Fábio respondia às nossas perguntas de copo de vinho tinto na mão e quase a gritar, depois de não se ter sentado sequer para comer. Falava com todos, sorria para as fotos de todos. A sua voz estava cada vez mais rouca. Não se desculpou com o cansaço.

«Estou rouco porque comemorei o meu aniversário em Londres», diz, deixando no ar um sorriso maroto. Tinha comemorado 31 anos a 1 de julho e festejou-os no espetáculo dos Monty Python, na capital de Inglaterra. «Eles se reuniram de novo e fui lá comemorar. A última vez que eles se reuniram foi no ano em que eu nasci. Convidei todos os sócios do Porta para irem assistir. Foi muito muito legal, a realização de um sonho. Gaguejei, fiquei nervoso…!»

Os comediantes britânicos estão no topo da lista de inspirações deste «carioca» que viveu desde o primeiro mês de vida em São Paulo e regressou ao Rio de Janeiro 19 anos depois. Foi na Cidade Maravilhosa que começou a fazer stand-up comedy e a escrever para a TV Globo. Foi lá que fundou o Porta dos Fundos, com mais quatro amigos, um microfone e duas câmaras. E será aí também que, no próximo ano, irão gravar uma série para a Fox Internacional. Assinaram contrato com uma cadeia de televisão. Choque para muitos que os julgavam independentes para sempre. «A gente não queria ser da televisão, queria ser da internet – e a gente é. Mas mais do que da internet, somos uma produtora de conteúdos. Vamos para o cinema fazer filmes, para a televisão fazer série, para o teatro… A nossa ideia é crescer, crescer!», admite. Para já, cresceram para cima – são donos de um prédio de quatro andares no centro do Rio de Janeiro.
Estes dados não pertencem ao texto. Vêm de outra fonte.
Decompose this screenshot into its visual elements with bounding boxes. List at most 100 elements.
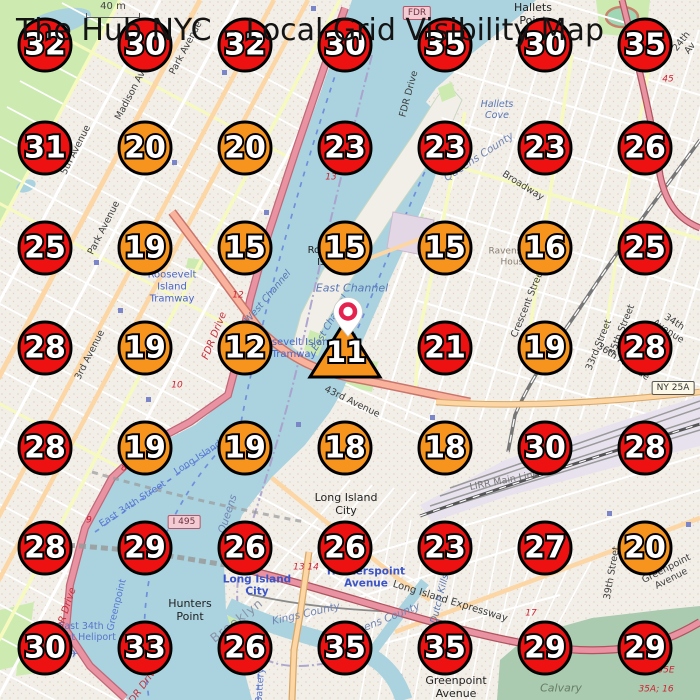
svg-text:30: 30 xyxy=(324,28,366,63)
grid-marker[interactable]: 19 xyxy=(115,218,175,278)
svg-text:26: 26 xyxy=(324,531,366,566)
northern-blvd-road xyxy=(435,388,700,408)
svg-text:18: 18 xyxy=(324,431,366,466)
svg-text:30: 30 xyxy=(24,631,66,666)
grid-marker[interactable]: 31 xyxy=(15,118,75,178)
svg-text:25: 25 xyxy=(624,231,666,266)
svg-text:28: 28 xyxy=(24,531,66,566)
svg-text:28: 28 xyxy=(624,331,666,366)
grid-marker[interactable]: 19 xyxy=(115,418,175,478)
grid-marker[interactable]: 29 xyxy=(115,518,175,578)
svg-text:26: 26 xyxy=(624,131,666,166)
grid-marker[interactable]: 25 xyxy=(15,218,75,278)
grid-marker[interactable]: 20 xyxy=(215,118,275,178)
location-pin-icon[interactable] xyxy=(331,296,365,338)
grid-marker[interactable]: 19 xyxy=(515,318,575,378)
fdr-drive-road-fill xyxy=(63,7,348,700)
grid-marker[interactable]: 25 xyxy=(615,218,675,278)
grid-marker[interactable]: 16 xyxy=(515,218,575,278)
svg-text:35: 35 xyxy=(424,631,466,666)
grid-marker[interactable]: 20 xyxy=(615,518,675,578)
grid-marker-warning-triangle[interactable]: 11 xyxy=(307,318,383,380)
grid-marker[interactable]: 29 xyxy=(615,618,675,678)
svg-text:23: 23 xyxy=(424,131,466,166)
grid-marker[interactable]: 23 xyxy=(415,518,475,578)
pulaski-bridge-road xyxy=(288,551,313,700)
grid-marker[interactable]: 32 xyxy=(215,15,275,75)
svg-text:20: 20 xyxy=(124,131,166,166)
grid-marker[interactable]: 28 xyxy=(615,418,675,478)
grid-marker[interactable]: 26 xyxy=(315,518,375,578)
grid-marker[interactable]: 33 xyxy=(115,618,175,678)
grid-marker[interactable]: 29 xyxy=(515,618,575,678)
grid-marker[interactable]: 28 xyxy=(15,518,75,578)
grid-marker[interactable]: 26 xyxy=(215,518,275,578)
svg-text:19: 19 xyxy=(224,431,266,466)
grid-marker[interactable]: 19 xyxy=(215,418,275,478)
grid-marker[interactable]: 26 xyxy=(215,618,275,678)
svg-text:30: 30 xyxy=(524,431,566,466)
grid-marker[interactable]: 23 xyxy=(515,118,575,178)
svg-text:28: 28 xyxy=(624,431,666,466)
svg-text:35: 35 xyxy=(424,28,466,63)
grid-marker[interactable]: 20 xyxy=(115,118,175,178)
svg-text:15: 15 xyxy=(324,231,366,266)
svg-text:28: 28 xyxy=(24,431,66,466)
svg-text:21: 21 xyxy=(424,331,466,366)
grid-marker[interactable]: 15 xyxy=(215,218,275,278)
svg-text:31: 31 xyxy=(24,131,66,166)
queensboro-bridge xyxy=(168,209,471,407)
svg-text:33: 33 xyxy=(124,631,166,666)
svg-text:30: 30 xyxy=(124,28,166,63)
grid-marker[interactable]: 35 xyxy=(415,15,475,75)
svg-text:32: 32 xyxy=(224,28,266,63)
svg-text:19: 19 xyxy=(124,431,166,466)
grid-marker[interactable]: 30 xyxy=(515,418,575,478)
svg-text:20: 20 xyxy=(224,131,266,166)
grid-marker[interactable]: 30 xyxy=(115,15,175,75)
grid-marker[interactable]: 21 xyxy=(415,318,475,378)
grid-marker[interactable]: 23 xyxy=(315,118,375,178)
grid-marker[interactable]: 30 xyxy=(315,15,375,75)
grid-marker[interactable]: 28 xyxy=(615,318,675,378)
svg-text:19: 19 xyxy=(524,331,566,366)
grid-marker[interactable]: 28 xyxy=(15,318,75,378)
grid-marker[interactable]: 28 xyxy=(15,418,75,478)
svg-text:30: 30 xyxy=(524,28,566,63)
svg-text:12: 12 xyxy=(224,331,266,366)
grid-marker[interactable]: 30 xyxy=(515,15,575,75)
grid-marker[interactable]: 26 xyxy=(615,118,675,178)
svg-text:26: 26 xyxy=(224,631,266,666)
svg-text:23: 23 xyxy=(524,131,566,166)
svg-text:11: 11 xyxy=(326,335,366,369)
grid-marker[interactable]: 15 xyxy=(315,218,375,278)
svg-text:35: 35 xyxy=(324,631,366,666)
ny-25a-badge: NY 25A xyxy=(651,381,695,395)
grid-marker[interactable]: 19 xyxy=(115,318,175,378)
svg-text:15: 15 xyxy=(224,231,266,266)
grid-marker[interactable]: 18 xyxy=(415,418,475,478)
fdr-route-badge: FDR xyxy=(402,6,432,20)
grid-marker[interactable]: 35 xyxy=(615,15,675,75)
svg-text:23: 23 xyxy=(324,131,366,166)
svg-text:18: 18 xyxy=(424,431,466,466)
svg-text:29: 29 xyxy=(124,531,166,566)
grid-marker[interactable]: 15 xyxy=(415,218,475,278)
rail-tunnel xyxy=(91,470,306,524)
grid-marker[interactable]: 18 xyxy=(315,418,375,478)
grid-marker[interactable]: 27 xyxy=(515,518,575,578)
grid-marker[interactable]: 12 xyxy=(215,318,275,378)
grid-marker[interactable]: 35 xyxy=(315,618,375,678)
grid-marker[interactable]: 32 xyxy=(15,15,75,75)
svg-text:15: 15 xyxy=(424,231,466,266)
grid-marker[interactable]: 35 xyxy=(415,618,475,678)
i495-badge: I 495 xyxy=(167,515,201,529)
svg-text:20: 20 xyxy=(624,531,666,566)
svg-text:32: 32 xyxy=(24,28,66,63)
page-title: The Hub NYC – Local Grid Visibility Map xyxy=(16,13,604,48)
grid-marker[interactable]: 30 xyxy=(15,618,75,678)
grid-marker[interactable]: 23 xyxy=(415,118,475,178)
svg-text:19: 19 xyxy=(124,331,166,366)
svg-text:26: 26 xyxy=(224,531,266,566)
Do futuro, Fábio espera também «fazer algo diferente». «Queria ter um programa meu. Só meu. Não sei do quê, mas quero.» Imagina-se sempre rodeado do público. É o que mais gosta. E não tem medo que a criatividade se esgote: «É a minha profissão, é o que eu faço da vida. Não pode acabar, senão eu morro!»